What helps a pulled groin heal faster?
The most important thing you can do to help a pulled groin heal faster is to create a rehab program that doesn’t constantly irritate symptoms and make them worse.
Once you’ve eliminated movements that make it feel worse and started performing movements that make it feel better, you’ll be on a steady path to healing.
The problem with many people trying to recover from this injury, as detailed in this popular article of mine, is that they keep doing things that aggravate it.
Don’t do that.
Pay attention to what flares it up, and what makes it feel better, then be consistent.
How long should you rest a groin strain?
You should rest from the activity that initially caused the strain to occur if it continues to aggravate symptoms.
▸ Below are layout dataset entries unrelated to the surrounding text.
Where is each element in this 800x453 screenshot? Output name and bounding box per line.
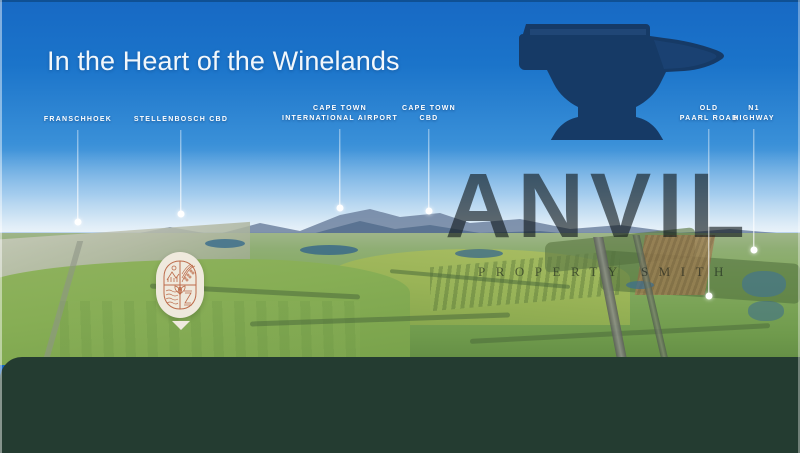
marker-label: STELLENBOSCH CBD: [134, 115, 228, 125]
marker-label: CAPE TOWNCBD: [402, 104, 456, 124]
marker-leader-line: [708, 129, 709, 296]
marker-dot: [75, 219, 82, 226]
crest-pointer-arrow: [172, 321, 190, 330]
dam-e: [742, 271, 786, 297]
marker-label: OLDPAARL ROAD: [680, 104, 739, 124]
page-title: In the Heart of the Winelands: [47, 46, 400, 77]
marker-leader-line: [428, 129, 429, 211]
aerial-landscape-photo: [0, 205, 800, 365]
dam-f: [748, 301, 784, 321]
winelands-hero-banner: ANVIL PROPERTY SMITH In the Heart of the…: [0, 0, 800, 453]
marker-leader-line: [339, 129, 340, 208]
marker-dot: [178, 211, 185, 218]
close-proximity-bar: CLOSE PROXIMITY TO CAPE TOWN SOMERSET WE…: [0, 357, 800, 453]
marker-leader-line: [180, 130, 181, 214]
marker-dot: [751, 247, 758, 254]
crest-badge[interactable]: [156, 252, 204, 318]
frame-edge-top: [0, 0, 800, 2]
dam-a: [205, 239, 245, 248]
marker-leader-line: [77, 130, 78, 222]
marker-dot: [337, 205, 344, 212]
marker-label: CAPE TOWNINTERNATIONAL AIRPORT: [282, 104, 398, 124]
marker-dot: [706, 293, 713, 300]
marker-leader-line: [753, 129, 754, 250]
marker-label: FRANSCHHOEK: [44, 115, 112, 125]
marker-label: N1HIGHWAY: [733, 104, 775, 124]
frame-edge-left: [0, 0, 2, 453]
field-rows: [60, 301, 360, 361]
dam-c: [455, 249, 503, 258]
marker-dot: [426, 208, 433, 215]
dam-b: [300, 245, 358, 255]
winelands-crest-icon: [163, 260, 197, 310]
I am an advocate for early return to activity, with modifications.
If you are able to complete the activity at a lower intensity, and it doesn’t further aggravate symptoms, I would do that.
This is how I rehabbed myself and this is also how I’ve helped several others with this same issue.
Complete rest for weeks and months at a time is usually not the answer to this issue.
Is walking good for a groin strain?
I wrote an article about this very topic that you can read, here.
The short answer is, it depends. It depends on whether or not it makes your symptoms better or worse.
What is a grade 1 groin strain?
Hospital for Special Surgery HSS has a great article on muscle strains that I’d encourage you to read, here.
“Grade 1: Mild damage to individual muscle fibers (less than 5% of fibers) that causes minimal loss of strength and motion.”
A Grade 2 is a bit more involved and is defined as follows:
“Grade 2: More extensive damage with more muscle fibers involved. However, the muscle is not completely ruptured. These injuries present with significant loss of strength and motion. These injuries may require two to three months before a complete return to athletics.”
Should I stretch a pulled groin?
I am not a huge fan of stretching a pulled groin. I’m also not a huge fan of stretching any muscle group that has experienced a strain.
This is only my opinion though and i’m sure other clinicians have had different results with stretching.
There is some newer scientific evidence that stretching for obscenely long durations of time can strengthen a muscle, which is what we’d be focused on with a rehab program for a groin strain, anyways.
But, as it stands, I still focus on specific adductor and full lower body strengthening exercises.
Part of this is to reduce the symptoms by adding in movements that feel good. Another reason is to increase the overall strength of the adductor muscle group to increase it’s overall resiliency to increased force, thereby reducing the risk of this happening again. (theoretically)
A Groin Strain Will Probably Take Longer to Heal If You Are a Sprinter Or Other High-Intensity Athlete
If you are a sprinter, hockey player, football, player, tennis, soccer, or any other fast moving sport, it’s likely it will take you a bit longer to get back in the game to full speed.
The reason for this is because you need to train your muscle up to the point that it can tolerate high rates of contraction, which are usually the stimulus that causes the most pain and discomfort.
If you’re a runner or sprinter dealing with a groin strain, you’ll want to read this article.
If you’re a hockey player or ice skate regularly and have a groin strain, you’ll want to read this one.
- Groin strains can take anywhere from 2 weeks to 6+ months depending on how long you wait to take care of it and if you’re doing a proper rehab program
- Symptoms can be dully, achy, burning, and sharp if severe enough
- The most important thing you can do is to start moving early on and remove activities that are constantly irritating it and then starting a comprehensive rehab program.